Nono's greatest homage to Schoenberg, his Canonical Variations on a note row from the Ode to Napoleon, received an extremely fine reading. All the virtues of the Incontri performance were once again present, as was a definite sense of narrative progression, of moving towards and then beyond the final variation's statement of the row. Where 'Darmstadt', as we somewhat misleadingly and monolithically have come to call it, has tended to be portrayed as tolerating Schoenberg mostly for having prepared the way for Webern, here we heard an avowedly post-Webernian serialist employing the Webern inheritance - the sighs of instrumental fragments, the constructivist tension between certain intervallic relations - of earlier variations to build up to a more or less explicit tribute to one of Schoenberg's most unambiguously 'political' works. The almost Romantic beauty of the orchestra, albeit never without a necessary astringency - reminded us of Nuria Schoenberg-Nono's conception of Darmstadt as a continuation of European tradition. (Failure of many of the participants thus to root themselves, rather than outright antipathy towards Cage, was why Nono had eventually left, she explained.)

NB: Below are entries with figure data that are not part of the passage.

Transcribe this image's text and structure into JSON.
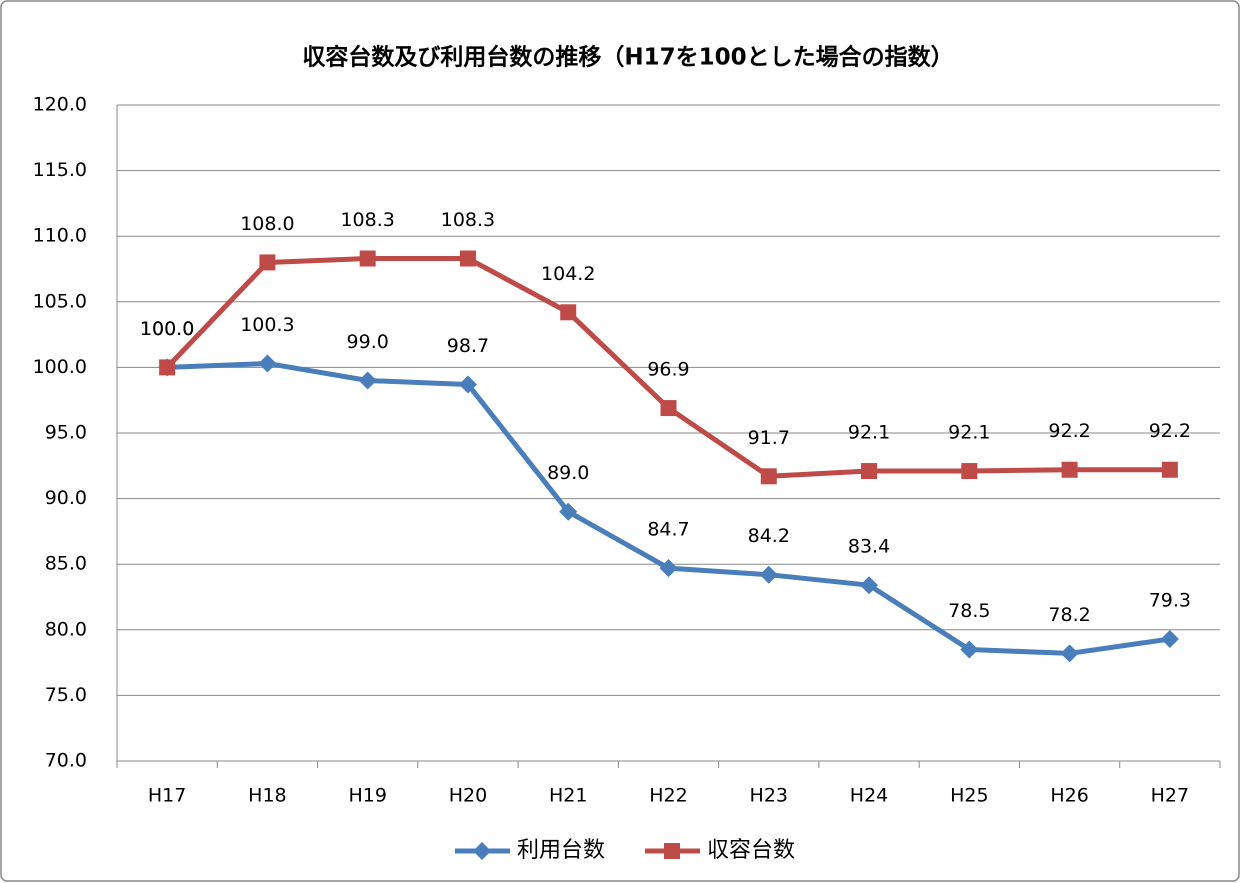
{
  "chart_data": {
    "type": "line",
    "title": "収容台数及び利用台数の推移（H17を100とした場合の指数）",
    "categories": [
      "H17",
      "H18",
      "H19",
      "H20",
      "H21",
      "H22",
      "H23",
      "H24",
      "H25",
      "H26",
      "H27"
    ],
    "series": [
      {
        "name": "利用台数",
        "color": "#4a7ebb",
        "marker": "diamond",
        "values": [
          100,
          100.3,
          99,
          98.7,
          89,
          84.7,
          84.2,
          83.4,
          78.5,
          78.2,
          79.3
        ],
        "value_labels": [
          "100.0",
          "100.3",
          "99.0",
          "98.7",
          "89.0",
          "84.7",
          "84.2",
          "83.4",
          "78.5",
          "78.2",
          "79.3"
        ]
      },
      {
        "name": "収容台数",
        "color": "#be4b48",
        "marker": "square",
        "values": [
          100,
          108,
          108.3,
          108.3,
          104.2,
          96.9,
          91.7,
          92.1,
          92.1,
          92.2,
          92.2
        ],
        "value_labels": [
          "100.0",
          "108.0",
          "108.3",
          "108.3",
          "104.2",
          "96.9",
          "91.7",
          "92.1",
          "92.1",
          "92.2",
          "92.2"
        ]
      }
    ],
    "ylim": [
      70,
      120
    ],
    "yticks": [
      {
        "value": 70,
        "label": "70.0"
      },
      {
        "value": 75,
        "label": "75.0"
      },
      {
        "value": 80,
        "label": "80.0"
      },
      {
        "value": 85,
        "label": "85.0"
      },
      {
        "value": 90,
        "label": "90.0"
      },
      {
        "value": 95,
        "label": "95.0"
      },
      {
        "value": 100,
        "label": "100.0"
      },
      {
        "value": 105,
        "label": "105.0"
      },
      {
        "value": 110,
        "label": "110.0"
      },
      {
        "value": 115,
        "label": "115.0"
      },
      {
        "value": 120,
        "label": "120.0"
      }
    ],
    "grid": true,
    "legend": "bottom"
  }
}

'No hay caminos, hay que caminar ... Andrej Tarkovskij' represented late Nono (1987). Inspired by a mediaeval wall inscription from a Toledo monastery - 'Traveller, there is no pathway, only travelling itself' - this work triumphantly refuted claims that Nono's later work lost its political edge. There was still here the humanist emphasis upon creation and the utopian hope of a better society, no matter what difficulties life and this world might present, which had marked Nono's earliest works. What was new was the spatial experimentation, a product of practices old (consider Gabrieli) and new (think Stockhausen), with additional instrumentalists positioned around and in between the audience, responding to and furthering the 'main' orchestra on the stage. The slow, still Webern-like beauty of so much of this work received the fullest contrasts with the sudden eruptions from beyond. This was an unpredictable procession, for there are no paths, only travelling. The audience was compelled by the extremes of expression to listen more closely, and thus the smallest variations in timbre and pitch registered with the utmost forcefulness: violent and beguiling, the two attributes gaining in intensity through collision with one another (rather like the two structures of Incontri). This was tribute indeed to a truly committed performance from Masson and the London Sinfonietta. Their belief in Nono was truly infectious, in the best sense, and bodes well for the festivities to come.